ソノココロ
ことばというものはとても頼りなくて、それだけが単独でぽつんと存在しても、ハッキリとその人が発した意図を完全にくみ取ることは難しい。ましてや、初めて会う人だったりすると特に。だからこそ、そのことば単独で判断してしまわずに、そのこころは?を相手に問うていくことが大切だ。コンテクスト、背景を慮る。わかりあえないことが前提で、だからこそ少しでもわかりあえたときに暖かい気持ちになる。
私が働いている産科クリニックは、フリースタイル分娩というものをしている。かつての助産院のように、お産をする時に分娩台ではなく好きな体勢でお産して良いというもの。フローリングの床に布団が敷いてあって、その上で横向いたり上向いたり四つん這いになったり、好きな体勢で産める。この体勢でなければいけない、と縛られるものがないので、自分の思うまま自由に動けるのが特徴だ。
しかしこのフリースタイル分娩、イメージがしにくいのが難点だ。実際にやってみれば、なあんだ、と皆さん納得するのだけど、自由にドウゾだなんて野原に放り出されるような気分になるのか、フリースタイルって一体何?という質問はとても多い。
仕事中に、外来担当の後輩から不安そうな声で助けを求められた。「フリースタイル分娩のデメリットを知りたいと言われた。なんて答えたらいいかわからないので対応してもらえないか。」
妊婦さんの背景としては、一人目のお産を他院の分娩台で経験された方。おそらく、経産婦さんによくある、「分娩台じゃないといきみづらいのでは?」という質問かしら。背筋を伸ばし、先輩風を吹かせてキリリと臨む。年次が進むと、少し丁寧な対応が必要な方だったり、ことばに特に気をつけないといけない場面への対応が増えてくる。一年目の時に比べて、苦手な患者さんは最近めっきり減ってきたなあと感じる。何を聞かれても、じっくり話しを聞けば大体のことは応えられる。自分でわからないことは誰かに繋げば良い。とはいえ、実際に患者さんに会って話し始めるまでの瞬間は、緊張する。このピリッとした緊張感は、いつまでも慣れない。小難しい方なのかな。どういう話し方が良いかな。とりあえず、笑顔を口元に携えて。

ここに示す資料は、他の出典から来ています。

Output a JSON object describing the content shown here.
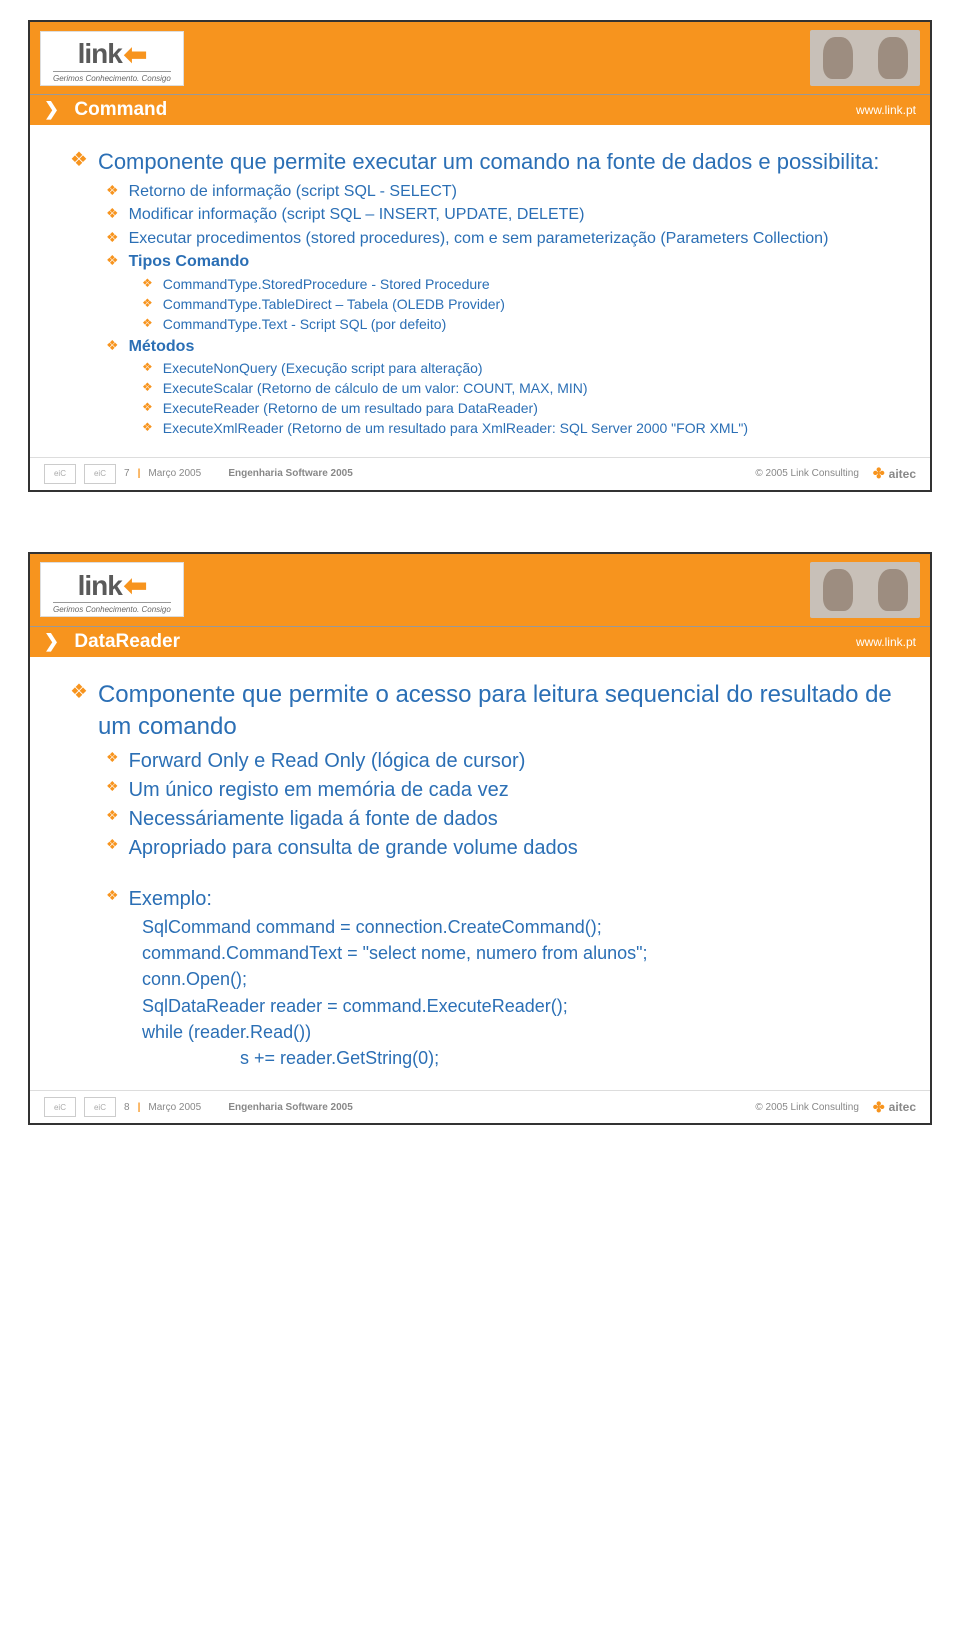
{
  "brand": {
    "logo_text": "link",
    "tagline": "Gerimos Conhecimento. Consigo"
  },
  "footer": {
    "date": "Março 2005",
    "course": "Engenharia Software 2005",
    "copyright": "© 2005 Link Consulting",
    "badge": "eiC",
    "partner": "aitec"
  },
  "slide1": {
    "page": "7",
    "title": "Command",
    "url": "www.link.pt",
    "h1": "Componente que permite executar um comando na fonte de dados e possibilita:",
    "items1": [
      "Retorno de informação (script SQL - SELECT)",
      "Modificar informação (script SQL – INSERT, UPDATE, DELETE)",
      "Executar procedimentos (stored procedures), com e sem parameterização (Parameters Collection)"
    ],
    "h2": "Tipos Comando",
    "items2": [
      "CommandType.StoredProcedure - Stored Procedure",
      "CommandType.TableDirect – Tabela (OLEDB Provider)",
      "CommandType.Text - Script SQL (por defeito)"
    ],
    "h3": "Métodos",
    "items3": [
      "ExecuteNonQuery (Execução script para alteração)",
      "ExecuteScalar (Retorno de cálculo de um valor: COUNT, MAX, MIN)",
      "ExecuteReader (Retorno de um resultado para DataReader)",
      "ExecuteXmlReader (Retorno de um resultado para XmlReader: SQL Server 2000 \"FOR XML\")"
    ]
  },
  "slide2": {
    "page": "8",
    "title": "DataReader",
    "url": "www.link.pt",
    "h1": "Componente que permite o acesso para leitura sequencial do resultado de um comando",
    "items1": [
      "Forward Only e Read Only (lógica de cursor)",
      "Um único registo em memória de cada vez",
      "Necessáriamente ligada á fonte de dados",
      "Apropriado para consulta de grande volume dados"
    ],
    "example_label": "Exemplo:",
    "code": [
      "SqlCommand command = connection.CreateCommand();",
      "command.CommandText = \"select nome, numero from alunos\";",
      "conn.Open();",
      "SqlDataReader reader = command.ExecuteReader();",
      "while (reader.Read())",
      "s += reader.GetString(0);"
    ]
  }
}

実際にお産をする部屋に案内し、お話を伺う。強ばった表情。緊張を解くために、少し陽気な感じで話しながら、実際にお産の際の体勢をとって説明をしていく。よくよく話を聞いてみると、「フリースタイル分娩をすることで、赤ちゃんに苦しい思いをさせるのではないか。自然なお産を、との思いだけで赤ちゃんへ負担をかけるのは避けたい」という思いだということがわかった。フリースタイルでも、赤ちゃんが苦しいサインが出たら、即座に上向きに向き直って急速遂娩という早く赤ちゃんを出す処置をすること。早いうちからしんどいサインが出る場合は、フリースタイルではなくオペ室の分娩台でお産に臨むこと、いざとなれば緊急帝王切開もできることを伝えると、「安心しました」とホッとされ笑顔で帰っていかれた。ふうと、こちらも胸をなで下ろす。
「フリースタイルのデメリットは」ということばだけだと、どうも冷たくて、問いただされているような気になったが、きちんと紐解いていけば、小さなハテナの集合体にたどりつく。ことばの意味を読み取って翻訳して、解釈しないと相手の意図はわからないなあと改めて思った。